J’ai plus de 45 minutes de marche pour rentrer chez moi. L’occasion de faire le point sur ce dîner, de réfléchir à cette foutue tache. Je prends la direction de la maison, et me plonge rapidement dans mes pensées ; mais mes pieds, ces traîtres, profitent de ce moment d’inattention, et, faisant fi des directives du chef cortex, me mènent au Mur de la place Ozégo. 

Maintenant que j’y suis, autant en profiter. 

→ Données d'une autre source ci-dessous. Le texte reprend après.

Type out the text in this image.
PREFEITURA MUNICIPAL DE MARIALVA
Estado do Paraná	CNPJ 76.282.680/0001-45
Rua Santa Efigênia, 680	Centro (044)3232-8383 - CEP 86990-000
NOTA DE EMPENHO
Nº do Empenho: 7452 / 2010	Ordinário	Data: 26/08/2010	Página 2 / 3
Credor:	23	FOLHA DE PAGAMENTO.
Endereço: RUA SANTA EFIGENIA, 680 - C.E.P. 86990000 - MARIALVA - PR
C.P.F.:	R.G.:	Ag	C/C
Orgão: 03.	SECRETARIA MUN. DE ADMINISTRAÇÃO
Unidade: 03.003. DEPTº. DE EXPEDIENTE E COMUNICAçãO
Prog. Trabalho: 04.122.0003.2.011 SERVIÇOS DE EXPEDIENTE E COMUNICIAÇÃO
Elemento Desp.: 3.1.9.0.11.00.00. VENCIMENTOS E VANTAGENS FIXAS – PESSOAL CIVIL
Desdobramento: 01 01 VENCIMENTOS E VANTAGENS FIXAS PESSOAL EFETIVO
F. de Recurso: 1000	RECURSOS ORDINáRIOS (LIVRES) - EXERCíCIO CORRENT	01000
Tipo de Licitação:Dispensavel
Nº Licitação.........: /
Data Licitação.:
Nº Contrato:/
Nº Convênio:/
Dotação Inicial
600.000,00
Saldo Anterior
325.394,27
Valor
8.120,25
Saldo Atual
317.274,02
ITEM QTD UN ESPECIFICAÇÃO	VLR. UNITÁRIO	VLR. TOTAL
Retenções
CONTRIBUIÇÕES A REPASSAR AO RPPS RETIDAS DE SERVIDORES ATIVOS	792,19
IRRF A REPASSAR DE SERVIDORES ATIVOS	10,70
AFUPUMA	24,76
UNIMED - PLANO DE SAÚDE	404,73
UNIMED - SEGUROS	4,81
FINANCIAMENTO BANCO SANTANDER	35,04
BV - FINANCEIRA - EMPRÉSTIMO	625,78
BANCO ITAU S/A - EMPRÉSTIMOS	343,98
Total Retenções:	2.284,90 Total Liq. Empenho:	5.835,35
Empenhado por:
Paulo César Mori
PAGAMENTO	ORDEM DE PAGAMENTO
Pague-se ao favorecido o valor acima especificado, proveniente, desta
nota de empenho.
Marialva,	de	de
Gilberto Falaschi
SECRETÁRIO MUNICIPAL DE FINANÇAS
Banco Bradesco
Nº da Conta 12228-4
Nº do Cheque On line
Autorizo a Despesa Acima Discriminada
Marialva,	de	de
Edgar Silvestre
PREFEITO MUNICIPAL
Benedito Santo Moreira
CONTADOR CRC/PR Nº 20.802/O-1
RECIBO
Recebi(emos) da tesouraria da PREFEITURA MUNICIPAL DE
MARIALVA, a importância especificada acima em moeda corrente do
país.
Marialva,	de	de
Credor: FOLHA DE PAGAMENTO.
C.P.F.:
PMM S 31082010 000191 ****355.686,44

Je jette un regard autour de moi. Malgré l’heure tardive, la place est bondée.  Toutes ces vies, l’espace de quelques minutes pour elle, de plusieurs heures pour eux, figées. Toutes ces vies qui se croisent chaque soir, mais qui jamais ne se mêlent. Aux coudes à coudes face au Mur, éternellement parallèles. 

Le Mur fonctionne en permanence, et ce depuis des années – le même spectacle chaque jour et pourtant, personne ne s’en lasse. Sauf peut-être ce couple, là-bas, qui le temps d’un baiser a détourné les yeux ? Non, l’étreinte est brève, et rapidement ils reprennent leur contemplation.

Je ne fais pas exception. J’ai beau me dire que je n’y reviendrai plus, je ne peux m’en empêcher, l’envie de savoir est trop forte. Et ce soir, comme tous les soirs, parmi ces inconnus, me voilà de nouveau les yeux rivés sur mon portrait.

« Chichis, chouchous, beignets ». Entre les silhouettes se faufile un marchand de rues. Il s’époumone, crie sur les statues humaines, guette les signes de dégel. Là, un bras se lève ! Ce sera deux beignets pour monsieur, et une bouteille de goutte pour les yeux. 

Il passe à côté de moi, je l’ignore. Une, deux, trois secondes, c’est bon, il s’éloigne enfin. Je peux retourner à mon analyse. Je me penche sur mon portrait et tente d’en retracer l’historique. N’a-t-il pas grandi depuis hier ? 

Je me lance dans des mesures compliquées, quand soudain, un cri me fait sursauter : à quelques personnes de moi, un garçon craque. Son portrait s’est brutalement rétréci. Ce n’est plus qu’un point, minuscule, à peine visible. Ses voisins s’écartent, comme si son malheur était contagieux. Il pleure maintenant, désespéré, honteux, si honteux – il vit sa honte sans se soucier des autres, ce soir n’existe plus que la douleur d’un portrait perdu. Licenciement, peine de cœur, perte aux jeux ? Personne ne saura la cause de sa déchéance.

Oui, personne ne connaît les critères qui influencent la fluctuation de la taille des portraits. Le salaire, le nombre d’amis, l’intitulé du poste, la taille du logement ou de la voiture ; beaucoup de théories, mais en pratique rien de certain, personne ne peut en donner la liste exhaustive. Personne, à part ceux qui ont codé l’algorithme : l’Administration. Une seule chose est sûre : tous, nous voulons être là-haut. Parmi les grands, les respectés. Avoir enfin notre place. 

J’ai trouvé le portrait de Pierre. Si haut, si grand déjà ! Son visage sourit d’ambition, semble se réjouir de sa croissance future. 

Qui aurait pu penser que nous partagions un même secret ? Comment imaginer que cet homme était taché, souillé comme moi ? Je reste là dans mes réflexions circulaires, et m’enfonce dans mes angoisses.

Le temps passe et la place se vide progressivement. Ne reste plus maintenant qu’un homme longiligne, emmitouflé dans son manteau pastel. 

Je ne lui prête alors pas attention.